Infura provides infrastructure for building decentralized applications, allowing developers to deploy their solutions without hosting their own full Ethereum node. The company is fully owned by the Ethereum venture capital group ConsenSys, which is controlled by Joseph Lubin.

According to Infura’s website, projects relying on its infrastructure include Uniswap, Compound, Maker, Gnosis, Brave, Decentraland and Web3 wallet provider MetaMask.

Infura API status page. Source: Infura

Thus, monitoring Infura’s API is a good starting point to evaluate DApps’ performance. In addition, their status page should reliably display real-time updates, considering how closely tied Infura works with the Ethereum ecosystem.

Related: ETH Merge, CoinGecko co-founder shares strategy for forked tokens

Slashings, are validators being penalized?

The Ethereum Merge consensus mechanism has embedded penalty rules designed to prevent attacks. Any validator deliberately misbehaving is slashed, meaning part of its respective 32 ETH stake is removed. Repetitive slashes will eventually cause the validator to be ejected from the network. Staking providers and the validator software have built-in protection to prevent someone from accidentally being slashed, for example, if their connection went down.

Slashed validators info. Source: BeaconScan

Traders need to understand that slashing is a standard action of the network, a protective measure, so it should not immediately be deemed unfavorable.
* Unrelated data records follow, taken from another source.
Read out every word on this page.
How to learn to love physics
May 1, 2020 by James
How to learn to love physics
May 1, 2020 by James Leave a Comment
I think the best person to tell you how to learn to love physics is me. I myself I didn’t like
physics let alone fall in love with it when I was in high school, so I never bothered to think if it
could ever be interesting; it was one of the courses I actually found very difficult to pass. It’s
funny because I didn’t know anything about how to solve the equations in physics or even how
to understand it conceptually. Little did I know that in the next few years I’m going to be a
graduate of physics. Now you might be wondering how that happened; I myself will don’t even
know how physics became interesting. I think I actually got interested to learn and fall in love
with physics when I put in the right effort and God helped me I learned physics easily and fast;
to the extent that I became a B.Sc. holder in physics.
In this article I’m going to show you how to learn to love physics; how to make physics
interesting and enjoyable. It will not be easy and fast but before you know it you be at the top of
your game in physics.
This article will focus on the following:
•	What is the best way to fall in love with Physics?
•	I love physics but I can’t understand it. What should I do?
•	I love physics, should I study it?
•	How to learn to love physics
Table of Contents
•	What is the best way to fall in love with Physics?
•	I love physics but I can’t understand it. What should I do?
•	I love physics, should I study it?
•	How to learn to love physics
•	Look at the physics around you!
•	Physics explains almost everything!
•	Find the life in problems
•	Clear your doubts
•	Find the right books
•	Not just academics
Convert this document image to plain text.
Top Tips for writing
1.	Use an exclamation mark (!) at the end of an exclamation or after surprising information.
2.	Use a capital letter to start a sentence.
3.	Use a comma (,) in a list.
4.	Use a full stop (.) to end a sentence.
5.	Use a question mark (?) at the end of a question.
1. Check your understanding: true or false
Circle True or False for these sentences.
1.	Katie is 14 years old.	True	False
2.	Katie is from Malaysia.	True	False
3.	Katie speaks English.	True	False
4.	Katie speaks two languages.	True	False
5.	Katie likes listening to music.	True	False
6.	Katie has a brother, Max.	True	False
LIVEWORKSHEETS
A worrisome environment would be hundreds of validators being slashed simultaneously, potentially indicating that their software is not functioning as it should.

There are over 410,000 active validators, so even if 20% or 30% of them eventually went offline, the network would continue as designed. Monitoring slashing is a preemptive measure because it likely indicates that some service, such as a hosting provider, has gone offline or some incompatibility arose during the Merge.

Ethereum advocates should consider monitoring external data instead of just their own node and server. There could be delays or even erroneous warning signs, so using multiple sources of information could help one avoid being misled by data from a single website or a post on social networks.

The views and opinions expressed here are solely those of the author and do not necessarily reflect the views of Cointelegraph. Every investment and trading move involves risk. You should conduct your own research when making a decision.